Она в упор смотрела в растерянные глаза Саши. В ее резкости чувствовались уже созревшие слезы. Сашу - теперь мне было ясно - она любила той удивительной, самоотверженной любовью, которая редко бывает взаимной.

Мне хотелось немедленно сделать что-нибудь приятное ей, и я поймал себя на том, что злюсь на Сашу вместе с ней, злюсь на пшеничный пласт его спортивной прически, на гитару, - которую он взял зачем-то в руки, на зеленые глаза, ставшие сейчас грустными и далекими, злюсь за то, что он любит какую-то мистическую Афалину и не может этого скрыть.

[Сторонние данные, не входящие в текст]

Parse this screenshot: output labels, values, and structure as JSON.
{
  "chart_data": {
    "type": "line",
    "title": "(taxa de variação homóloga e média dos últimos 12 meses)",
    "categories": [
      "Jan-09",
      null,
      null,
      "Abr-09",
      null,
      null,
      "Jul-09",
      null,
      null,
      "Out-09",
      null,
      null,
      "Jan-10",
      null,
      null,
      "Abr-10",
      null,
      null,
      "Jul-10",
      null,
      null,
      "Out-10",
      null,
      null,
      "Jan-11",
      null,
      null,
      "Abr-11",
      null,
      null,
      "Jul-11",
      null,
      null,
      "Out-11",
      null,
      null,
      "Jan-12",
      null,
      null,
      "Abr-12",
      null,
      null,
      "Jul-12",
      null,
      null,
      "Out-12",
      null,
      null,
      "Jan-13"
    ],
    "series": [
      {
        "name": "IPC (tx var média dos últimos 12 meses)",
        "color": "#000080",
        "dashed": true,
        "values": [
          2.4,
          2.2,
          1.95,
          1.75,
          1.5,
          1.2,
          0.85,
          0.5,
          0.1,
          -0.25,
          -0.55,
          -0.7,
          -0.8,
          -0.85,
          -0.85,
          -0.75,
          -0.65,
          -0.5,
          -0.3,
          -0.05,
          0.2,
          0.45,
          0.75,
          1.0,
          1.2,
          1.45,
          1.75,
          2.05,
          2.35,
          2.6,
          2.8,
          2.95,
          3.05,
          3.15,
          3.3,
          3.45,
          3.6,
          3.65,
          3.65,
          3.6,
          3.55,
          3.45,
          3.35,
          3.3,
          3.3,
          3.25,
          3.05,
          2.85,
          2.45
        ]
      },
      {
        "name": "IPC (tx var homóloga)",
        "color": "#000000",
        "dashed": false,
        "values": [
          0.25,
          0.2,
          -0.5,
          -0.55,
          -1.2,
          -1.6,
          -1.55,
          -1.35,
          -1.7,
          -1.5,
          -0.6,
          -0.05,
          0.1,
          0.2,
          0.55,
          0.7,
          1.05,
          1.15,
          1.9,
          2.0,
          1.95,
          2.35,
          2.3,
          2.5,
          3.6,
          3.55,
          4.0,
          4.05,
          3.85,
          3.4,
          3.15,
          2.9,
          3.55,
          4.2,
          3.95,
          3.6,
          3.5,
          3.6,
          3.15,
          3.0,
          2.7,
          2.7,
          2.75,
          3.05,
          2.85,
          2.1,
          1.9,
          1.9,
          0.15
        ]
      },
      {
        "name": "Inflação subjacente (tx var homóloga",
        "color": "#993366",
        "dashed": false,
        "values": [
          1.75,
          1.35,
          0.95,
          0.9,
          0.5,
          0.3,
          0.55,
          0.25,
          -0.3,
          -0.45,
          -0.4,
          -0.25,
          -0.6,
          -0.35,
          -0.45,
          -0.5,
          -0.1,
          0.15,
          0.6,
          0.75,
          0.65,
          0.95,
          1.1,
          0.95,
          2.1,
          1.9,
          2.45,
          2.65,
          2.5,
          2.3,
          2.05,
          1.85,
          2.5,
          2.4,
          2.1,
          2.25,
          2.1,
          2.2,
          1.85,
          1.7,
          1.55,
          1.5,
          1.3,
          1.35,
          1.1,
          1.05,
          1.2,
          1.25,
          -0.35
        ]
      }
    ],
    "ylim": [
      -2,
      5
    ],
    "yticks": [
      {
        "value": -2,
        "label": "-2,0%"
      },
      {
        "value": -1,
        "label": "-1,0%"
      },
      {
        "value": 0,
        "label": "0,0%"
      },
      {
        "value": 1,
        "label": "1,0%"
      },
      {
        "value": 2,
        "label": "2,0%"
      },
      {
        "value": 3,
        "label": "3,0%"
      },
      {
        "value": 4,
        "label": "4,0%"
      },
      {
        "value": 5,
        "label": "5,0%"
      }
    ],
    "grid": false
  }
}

- В Москве, Тома, есть девушка, - нарушил я тяжелое молчание, - она чем-то похожа на вас. Она…

Мне было очень грустно возвращать к жизни тот теперь бесконечно далекий февральский вечер в нашей комнатке на Таганке, когда потолок, казалось, придавил нас черным сводом - тысячей причин, приведших к разлуке, причин, наполовину от нас не зависящих.

Я подошел к окну. Закат уже погас, и темные деревья в сквере зашумели, заволновались под ночным ветром.

Саша стоял, опершись на гриф гитары, как на шпагу или трость. Тома сидела и, полуобернувшись ко мне, напряженно ждала продолжения.

- Она… была моей женой, - сказал я и вдруг ни с того ни с сего продекламировал: - И до тех пор, пока ты не пройдешь через это, - умри и стань!..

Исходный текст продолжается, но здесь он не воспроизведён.